Figure 1. (a, b). CECT images showing a large heterogenous mass lesion in the distal pancreas. (b). Operative image showing rupture.

Laparotomy was performed with a roof top incision. Altered blood was noted in the peritoneal cavity. There was a large mass in the lesser sac protruding through the gastro-colic omentum. Lesion was extending from the supra renal region till the upper pole of spleen with adhesions to the splenic capsule, necessitating splenectomy. A distal pancreatico-splenectomy was completed within 90 mins, with a blood loss approximately 200 ml. Patient was discharged on the 7th postoperative day after an uneventful course (Figure 2). Final histopathology was a solid pseudo papillary tumor of the tail of pancreas with no evidence of atypical features, associated with rupture. Immunohisto chemical profile was done and tested for vimentin, neuron specific enolase, chromogrannin –A, pan cytokeratin, CD10, EMA, Synaptophysisn and the result was positive for Vimentin and Neuron Specific Enolase (Figure 3) which were in favour of the diagnosis of Solid Pseudo papillary Tumor. She has been under follow up for the past one and a half year and no disease has been identified clinic radiologically.

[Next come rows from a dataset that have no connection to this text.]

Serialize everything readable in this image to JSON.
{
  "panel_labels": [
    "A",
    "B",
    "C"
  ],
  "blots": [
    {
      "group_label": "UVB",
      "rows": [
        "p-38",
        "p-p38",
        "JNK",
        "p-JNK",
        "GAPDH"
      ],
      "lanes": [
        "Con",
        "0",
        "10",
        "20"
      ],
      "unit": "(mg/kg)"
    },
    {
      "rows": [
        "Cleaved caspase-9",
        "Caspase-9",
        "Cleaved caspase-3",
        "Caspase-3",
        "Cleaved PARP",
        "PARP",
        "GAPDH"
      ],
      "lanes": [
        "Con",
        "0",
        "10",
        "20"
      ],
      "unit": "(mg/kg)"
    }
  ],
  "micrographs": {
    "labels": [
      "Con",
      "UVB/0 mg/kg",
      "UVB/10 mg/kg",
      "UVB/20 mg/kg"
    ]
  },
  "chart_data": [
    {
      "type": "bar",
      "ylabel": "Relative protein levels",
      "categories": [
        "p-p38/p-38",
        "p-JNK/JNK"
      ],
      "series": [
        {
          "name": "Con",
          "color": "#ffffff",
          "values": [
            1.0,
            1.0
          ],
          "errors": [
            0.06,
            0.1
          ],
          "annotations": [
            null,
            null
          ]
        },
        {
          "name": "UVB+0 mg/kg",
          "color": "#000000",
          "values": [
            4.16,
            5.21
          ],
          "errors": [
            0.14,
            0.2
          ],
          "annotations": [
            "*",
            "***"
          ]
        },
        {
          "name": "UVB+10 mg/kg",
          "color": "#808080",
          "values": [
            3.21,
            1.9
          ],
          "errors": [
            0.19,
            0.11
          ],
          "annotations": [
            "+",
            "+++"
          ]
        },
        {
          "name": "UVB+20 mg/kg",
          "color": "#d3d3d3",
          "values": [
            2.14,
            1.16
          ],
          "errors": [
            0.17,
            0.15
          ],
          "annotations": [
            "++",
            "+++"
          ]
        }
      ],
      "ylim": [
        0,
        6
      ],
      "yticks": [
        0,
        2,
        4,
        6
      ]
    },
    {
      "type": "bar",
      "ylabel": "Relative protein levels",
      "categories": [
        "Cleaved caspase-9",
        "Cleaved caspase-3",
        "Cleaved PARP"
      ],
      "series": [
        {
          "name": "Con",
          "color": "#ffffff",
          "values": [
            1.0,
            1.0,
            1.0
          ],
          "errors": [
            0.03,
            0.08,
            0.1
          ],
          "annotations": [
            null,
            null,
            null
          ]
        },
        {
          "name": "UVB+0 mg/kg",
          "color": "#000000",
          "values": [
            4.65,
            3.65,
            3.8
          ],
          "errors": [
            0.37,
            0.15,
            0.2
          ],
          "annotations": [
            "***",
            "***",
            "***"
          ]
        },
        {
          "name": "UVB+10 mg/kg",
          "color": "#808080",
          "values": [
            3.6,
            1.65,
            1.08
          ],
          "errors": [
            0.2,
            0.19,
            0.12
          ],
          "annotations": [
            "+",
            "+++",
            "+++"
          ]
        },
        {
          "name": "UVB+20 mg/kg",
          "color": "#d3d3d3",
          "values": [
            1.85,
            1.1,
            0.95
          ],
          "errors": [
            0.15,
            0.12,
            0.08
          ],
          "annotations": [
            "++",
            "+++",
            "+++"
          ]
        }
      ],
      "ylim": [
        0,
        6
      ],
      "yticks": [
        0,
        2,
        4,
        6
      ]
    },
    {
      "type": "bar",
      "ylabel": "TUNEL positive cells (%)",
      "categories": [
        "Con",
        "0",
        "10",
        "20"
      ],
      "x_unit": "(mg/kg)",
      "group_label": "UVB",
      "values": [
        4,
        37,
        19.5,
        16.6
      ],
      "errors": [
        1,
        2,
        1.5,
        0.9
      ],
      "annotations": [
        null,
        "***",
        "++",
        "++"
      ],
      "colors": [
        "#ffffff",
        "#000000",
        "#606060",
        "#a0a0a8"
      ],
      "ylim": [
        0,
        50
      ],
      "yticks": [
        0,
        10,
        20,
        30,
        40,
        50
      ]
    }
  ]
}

Figure 2. Features suggestive pseudopapillary tumor. HPE x 400 Tumor tissues with prominent vascularity and pseudo papillae with no nuclear atypical features.


Figure 3. Immuno Histochemistry. (a). vimentin – positive, (b). neuron specific enolase- focal positive, (c). chromogrannin a – negative, (d). PAN cytokeratin – negative.


SPN’s are known to behave indolent and frequently present with vague abdominal symptoms. In a large review, these tumors were found to present most commonly with abdominal pain (47%) followed by swelling (35%) [3]. In this case there was an aggressive presentation of the tumor in the form of spontaneous rupture. 17 cases of SPT rupture have been reported in literature so far with 10 cases of traumatic rupture and 7 cases of spontaneous rupture [4, 5, 6, 7, 8, 9, 10, 11, 12, 13, 14, 15, 16, 17, 18]. Spontaneous rupture is a very rare complication, reported less than 1% [14]. SPN’s usually show significant degenerative component, hence the rupture may be explained by sudden increase in the intracavitary pressure due to a bleed, infection or necrosis. It is known that any ruptured neoplasm can potentially lead to implantation of the tumor cells in the peritoneal cavity and portends a poor prognosis in most of the intra abdominal malignancies, however this does not preclude surgical intervention in the case of SPN [19]. As most of these lesions are benign/ borderline malignancies a complete extirpation must be attempted due to the favourable biology, even though a risk of recurrence exists [20]. Patients with metastatic disease are still expected to have a long survival [21] and resection of metastatic disease is advocatedwhen feasible.


Our patient was followed up for one year till date and there is no evidence of disease clinico-radiologically.

Conflict of Interest

The authors have no conflicts of interests to declare.